Once again, it struck me how such small acts of kindness carve smiles into stiff hearts.
I saw it at the nursing home the other day. A gentleman stopped by to visit a resident and played a tune on the piano for her. Pretty soon the dining room was full of folks who had wheeled their chairs down to listen to the music. The piano player obliged and played old tunes. “I want a Girl just like the Girl that married Dear Old Dad,” or “Alexander’s Ragtime Band”. Folks may have had a blank stare on their faces, but their lips were moving as unused words came back to them.

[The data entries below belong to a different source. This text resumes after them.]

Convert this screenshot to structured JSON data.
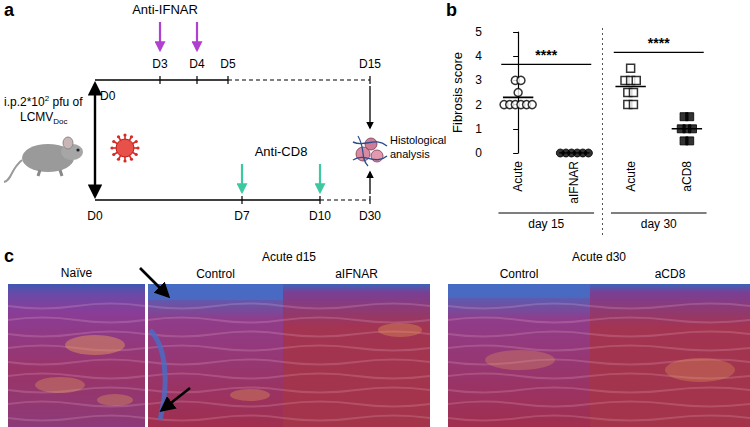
{
  "panel_labels": [
    "a",
    "b",
    "c"
  ],
  "panel_a": {
    "infection": {
      "text": "i.p.2*10",
      "superscript": "2",
      "text_after": " pfu of",
      "agent": "LCMV",
      "agent_subscript": "Doc"
    },
    "top_timeline": {
      "days": [
        "D0",
        "D3",
        "D4",
        "D5",
        "D15"
      ],
      "treatment": "Anti-IFNAR",
      "treatment_days": [
        "D3",
        "D4"
      ],
      "color": "#b13fcf"
    },
    "bottom_timeline": {
      "days": [
        "D0",
        "D7",
        "D10",
        "D30"
      ],
      "treatment": "Anti-CD8",
      "treatment_days": [
        "D7",
        "D10"
      ],
      "color": "#3cc9a2"
    },
    "readout": [
      "Histological",
      "analysis"
    ]
  },
  "chart_data": {
    "type": "scatter",
    "y_label": "Fibrosis score",
    "categories": [
      "Acute",
      "aIFNAR",
      "Acute",
      "aCD8"
    ],
    "series": [
      {
        "marker": "circle-open",
        "values": [
          [
            3,
            3,
            2.5,
            2,
            2,
            2,
            2,
            2,
            2
          ],
          null,
          null,
          null
        ]
      },
      {
        "marker": "circle",
        "values": [
          null,
          [
            0,
            0,
            0,
            0,
            0,
            0
          ],
          null,
          null
        ]
      },
      {
        "marker": "square-open",
        "values": [
          null,
          null,
          [
            3.5,
            3,
            3,
            3,
            2.5,
            2.5,
            2,
            2
          ],
          null
        ]
      },
      {
        "marker": "square",
        "values": [
          null,
          null,
          null,
          [
            1.5,
            1.5,
            1,
            1,
            1,
            0.5,
            0.5
          ]
        ]
      }
    ],
    "means": [
      2.3,
      0,
      2.75,
      1
    ],
    "color": "#000000",
    "ylim": [
      0,
      5
    ],
    "yticks": [
      0,
      1,
      2,
      3,
      4,
      5
    ],
    "grid": false,
    "annotations": [
      {
        "text": "****",
        "between": [
          0,
          1
        ]
      },
      {
        "text": "****",
        "between": [
          2,
          3
        ]
      }
    ],
    "groups": [
      {
        "label": "day 15",
        "between": [
          0,
          1
        ]
      },
      {
        "label": "day 30",
        "between": [
          2,
          3
        ]
      }
    ]
  },
  "panel_c": {
    "single": "Naïve",
    "groups": [
      {
        "title": "Acute d15",
        "images": [
          "Control",
          "aIFNAR"
        ]
      },
      {
        "title": "Acute d30",
        "images": [
          "Control",
          "aCD8"
        ]
      }
    ]
  }
}
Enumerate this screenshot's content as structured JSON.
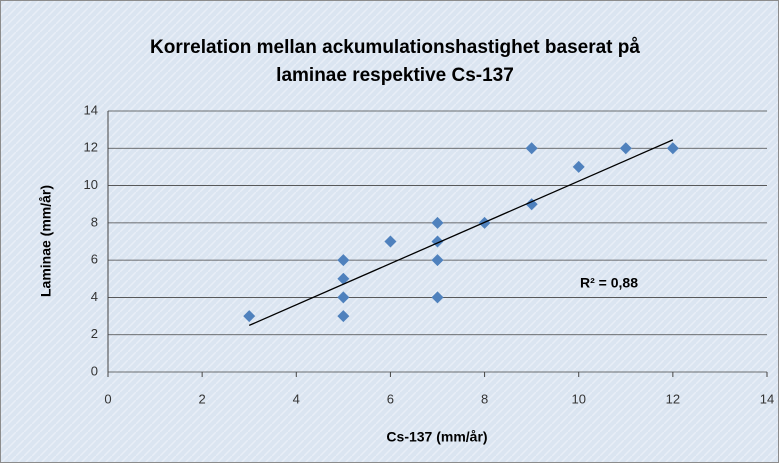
{
  "chart_data": {
    "type": "scatter",
    "title": [
      "Korrelation mellan ackumulationshastighet baserat på",
      "laminae respektive Cs-137"
    ],
    "xlabel": "Cs-137 (mm/år)",
    "ylabel": "Laminae (mm/år)",
    "annotation": "R² = 0,88",
    "series": [
      {
        "name": "Laminae",
        "color": "#4f81bd",
        "x": [
          3,
          5,
          5,
          5,
          5,
          6,
          7,
          7,
          7,
          7,
          8,
          9,
          9,
          10,
          11,
          12
        ],
        "values": [
          3,
          3,
          4,
          5,
          6,
          7,
          4,
          6,
          7,
          8,
          8,
          9,
          12,
          11,
          12,
          12
        ]
      }
    ],
    "trendline": {
      "x": [
        3,
        12
      ],
      "values": [
        2.5,
        12.45
      ],
      "color": "#000000"
    },
    "xlim": [
      0,
      14
    ],
    "xticks": [
      0,
      2,
      4,
      6,
      8,
      10,
      12,
      14
    ],
    "ylim": [
      0,
      14
    ],
    "yticks": [
      0,
      2,
      4,
      6,
      8,
      10,
      12,
      14
    ],
    "grid": true
  }
}
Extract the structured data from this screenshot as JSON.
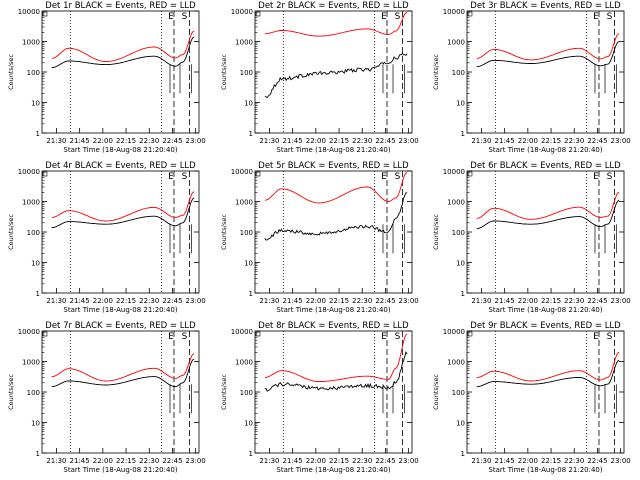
{
  "chart_data": [
    {
      "type": "line",
      "yscale": "log",
      "ylim": [
        1,
        10000
      ],
      "title": "Det 1r BLACK = Events, RED = LLD",
      "xlabel": "Start Time (18-Aug-08 21:20:40)",
      "ylabel": "Counts/sec",
      "xtick_labels": [
        "21:30",
        "21:45",
        "22:00",
        "22:15",
        "22:30",
        "22:45",
        "23:00"
      ],
      "ytick_labels": [
        "1",
        "10",
        "100",
        "1000",
        "10000"
      ],
      "marker_labels": [
        "E",
        "S"
      ],
      "series": [
        {
          "color": "#ff0000",
          "style": "arch",
          "values": [
            280,
            600,
            220,
            660,
            290,
            370,
            2200
          ]
        },
        {
          "color": "#000000",
          "style": "arch",
          "values": [
            140,
            230,
            175,
            330,
            155,
            210,
            1400
          ]
        }
      ]
    },
    {
      "type": "line",
      "yscale": "log",
      "ylim": [
        1,
        10000
      ],
      "title": "Det 2r BLACK = Events, RED = LLD",
      "xlabel": "Start Time (18-Aug-08 21:20:40)",
      "ylabel": "Counts/sec",
      "xtick_labels": [
        "21:30",
        "21:45",
        "22:00",
        "22:15",
        "22:30",
        "22:45",
        "23:00"
      ],
      "ytick_labels": [
        "1",
        "10",
        "100",
        "1000",
        "10000"
      ],
      "marker_labels": [
        "E",
        "S"
      ],
      "series": [
        {
          "color": "#ff0000",
          "style": "arch",
          "values": [
            1800,
            2300,
            1500,
            2600,
            1700,
            2200,
            9000
          ]
        },
        {
          "color": "#000000",
          "style": "noisy",
          "values": [
            15,
            60,
            90,
            120,
            200,
            300,
            400
          ]
        }
      ]
    },
    {
      "type": "line",
      "yscale": "log",
      "ylim": [
        1,
        10000
      ],
      "title": "Det 3r BLACK = Events, RED = LLD",
      "xlabel": "Start Time (18-Aug-08 21:20:40)",
      "ylabel": "Counts/sec",
      "xtick_labels": [
        "21:30",
        "21:45",
        "22:00",
        "22:15",
        "22:30",
        "22:45",
        "23:00"
      ],
      "ytick_labels": [
        "1",
        "10",
        "100",
        "1000",
        "10000"
      ],
      "marker_labels": [
        "E",
        "S"
      ],
      "series": [
        {
          "color": "#ff0000",
          "style": "arch",
          "values": [
            280,
            550,
            250,
            600,
            270,
            320,
            1800
          ]
        },
        {
          "color": "#000000",
          "style": "arch",
          "values": [
            150,
            240,
            190,
            330,
            160,
            180,
            1000
          ]
        }
      ]
    },
    {
      "type": "line",
      "yscale": "log",
      "ylim": [
        1,
        10000
      ],
      "title": "Det 4r BLACK = Events, RED = LLD",
      "xlabel": "Start Time (18-Aug-08 21:20:40)",
      "ylabel": "Counts/sec",
      "xtick_labels": [
        "21:30",
        "21:45",
        "22:00",
        "22:15",
        "22:30",
        "22:45",
        "23:00"
      ],
      "ytick_labels": [
        "1",
        "10",
        "100",
        "1000",
        "10000"
      ],
      "marker_labels": [
        "E",
        "S"
      ],
      "series": [
        {
          "color": "#ff0000",
          "style": "arch",
          "values": [
            300,
            500,
            230,
            640,
            300,
            350,
            2100
          ]
        },
        {
          "color": "#000000",
          "style": "arch",
          "values": [
            140,
            220,
            180,
            330,
            160,
            200,
            1300
          ]
        }
      ]
    },
    {
      "type": "line",
      "yscale": "log",
      "ylim": [
        1,
        10000
      ],
      "title": "Det 5r BLACK = Events, RED = LLD",
      "xlabel": "Start Time (18-Aug-08 21:20:40)",
      "ylabel": "Counts/sec",
      "xtick_labels": [
        "21:30",
        "21:45",
        "22:00",
        "22:15",
        "22:30",
        "22:45",
        "23:00"
      ],
      "ytick_labels": [
        "1",
        "10",
        "100",
        "1000",
        "10000"
      ],
      "marker_labels": [
        "E",
        "S"
      ],
      "series": [
        {
          "color": "#ff0000",
          "style": "arch",
          "values": [
            1100,
            2600,
            900,
            3000,
            1000,
            1300,
            9000
          ]
        },
        {
          "color": "#000000",
          "style": "noisy",
          "values": [
            60,
            110,
            90,
            150,
            100,
            250,
            1800
          ]
        }
      ]
    },
    {
      "type": "line",
      "yscale": "log",
      "ylim": [
        1,
        10000
      ],
      "title": "Det 6r BLACK = Events, RED = LLD",
      "xlabel": "Start Time (18-Aug-08 21:20:40)",
      "ylabel": "Counts/sec",
      "xtick_labels": [
        "21:30",
        "21:45",
        "22:00",
        "22:15",
        "22:30",
        "22:45",
        "23:00"
      ],
      "ytick_labels": [
        "1",
        "10",
        "100",
        "1000",
        "10000"
      ],
      "marker_labels": [
        "E",
        "S"
      ],
      "series": [
        {
          "color": "#ff0000",
          "style": "arch",
          "values": [
            280,
            600,
            260,
            650,
            300,
            330,
            2000
          ]
        },
        {
          "color": "#000000",
          "style": "arch",
          "values": [
            130,
            230,
            180,
            320,
            150,
            180,
            1100
          ]
        }
      ]
    },
    {
      "type": "line",
      "yscale": "log",
      "ylim": [
        1,
        10000
      ],
      "title": "Det 7r BLACK = Events, RED = LLD",
      "xlabel": "Start Time (18-Aug-08 21:20:40)",
      "ylabel": "Counts/sec",
      "xtick_labels": [
        "21:30",
        "21:45",
        "22:00",
        "22:15",
        "22:30",
        "22:45",
        "23:00"
      ],
      "ytick_labels": [
        "1",
        "10",
        "100",
        "1000",
        "10000"
      ],
      "marker_labels": [
        "E",
        "S"
      ],
      "series": [
        {
          "color": "#ff0000",
          "style": "arch",
          "values": [
            320,
            580,
            230,
            600,
            280,
            350,
            1800
          ]
        },
        {
          "color": "#000000",
          "style": "arch",
          "values": [
            150,
            230,
            170,
            320,
            150,
            200,
            1200
          ]
        }
      ]
    },
    {
      "type": "line",
      "yscale": "log",
      "ylim": [
        1,
        10000
      ],
      "title": "Det 8r BLACK = Events, RED = LLD",
      "xlabel": "Start Time (18-Aug-08 21:20:40)",
      "ylabel": "Counts/sec",
      "xtick_labels": [
        "21:30",
        "21:45",
        "22:00",
        "22:15",
        "22:30",
        "22:45",
        "23:00"
      ],
      "ytick_labels": [
        "1",
        "10",
        "100",
        "1000",
        "10000"
      ],
      "marker_labels": [
        "E",
        "S"
      ],
      "series": [
        {
          "color": "#ff0000",
          "style": "arch",
          "values": [
            300,
            500,
            220,
            330,
            260,
            600,
            8000
          ]
        },
        {
          "color": "#000000",
          "style": "noisy",
          "values": [
            120,
            180,
            130,
            160,
            140,
            200,
            2000
          ]
        }
      ]
    },
    {
      "type": "line",
      "yscale": "log",
      "ylim": [
        1,
        10000
      ],
      "title": "Det 9r BLACK = Events, RED = LLD",
      "xlabel": "Start Time (18-Aug-08 21:20:40)",
      "ylabel": "Counts/sec",
      "xtick_labels": [
        "21:30",
        "21:45",
        "22:00",
        "22:15",
        "22:30",
        "22:45",
        "23:00"
      ],
      "ytick_labels": [
        "1",
        "10",
        "100",
        "1000",
        "10000"
      ],
      "marker_labels": [
        "E",
        "S"
      ],
      "series": [
        {
          "color": "#ff0000",
          "style": "arch",
          "values": [
            300,
            480,
            230,
            500,
            250,
            300,
            2000
          ]
        },
        {
          "color": "#000000",
          "style": "arch",
          "values": [
            150,
            220,
            180,
            300,
            160,
            180,
            1100
          ]
        }
      ]
    }
  ]
}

In another instance, a friend had left her purse in a shopping cart after buying groceries at a big box store. She realized it when she arrived home and made a frantic call to the service desk. An employee volunteered to immediately go out and look for her purse. He found it. Still sitting in the shopping cart. No one had touched a thing.
I volunteer at a cooking school for very young mothers who didn’t have the chance to finish highschool. The class is taught by 2 chefs and they show how to make a quick, nutritious, inexpensive meal, then the students take home supplies to make the dinner for their family. Attendance varies each week because …well because there are all sorts of challenges that come up for these young ladies. The rule is: If you don’t show up, you don’t get food to take home.
But the coordinator of the program manages to scrounge enough supplies to make a small take-home basket for the missing girls. “You know, the ones who can’t come are the ones who need help the most,” she says quietly. She’ll make sure they have at least one good meal this week.
It reminds me to be kind instead of judgemental. To pause for a moment and share a word. To believe in people.
Because there’s hope in those occasional moments of grace, isn’t there?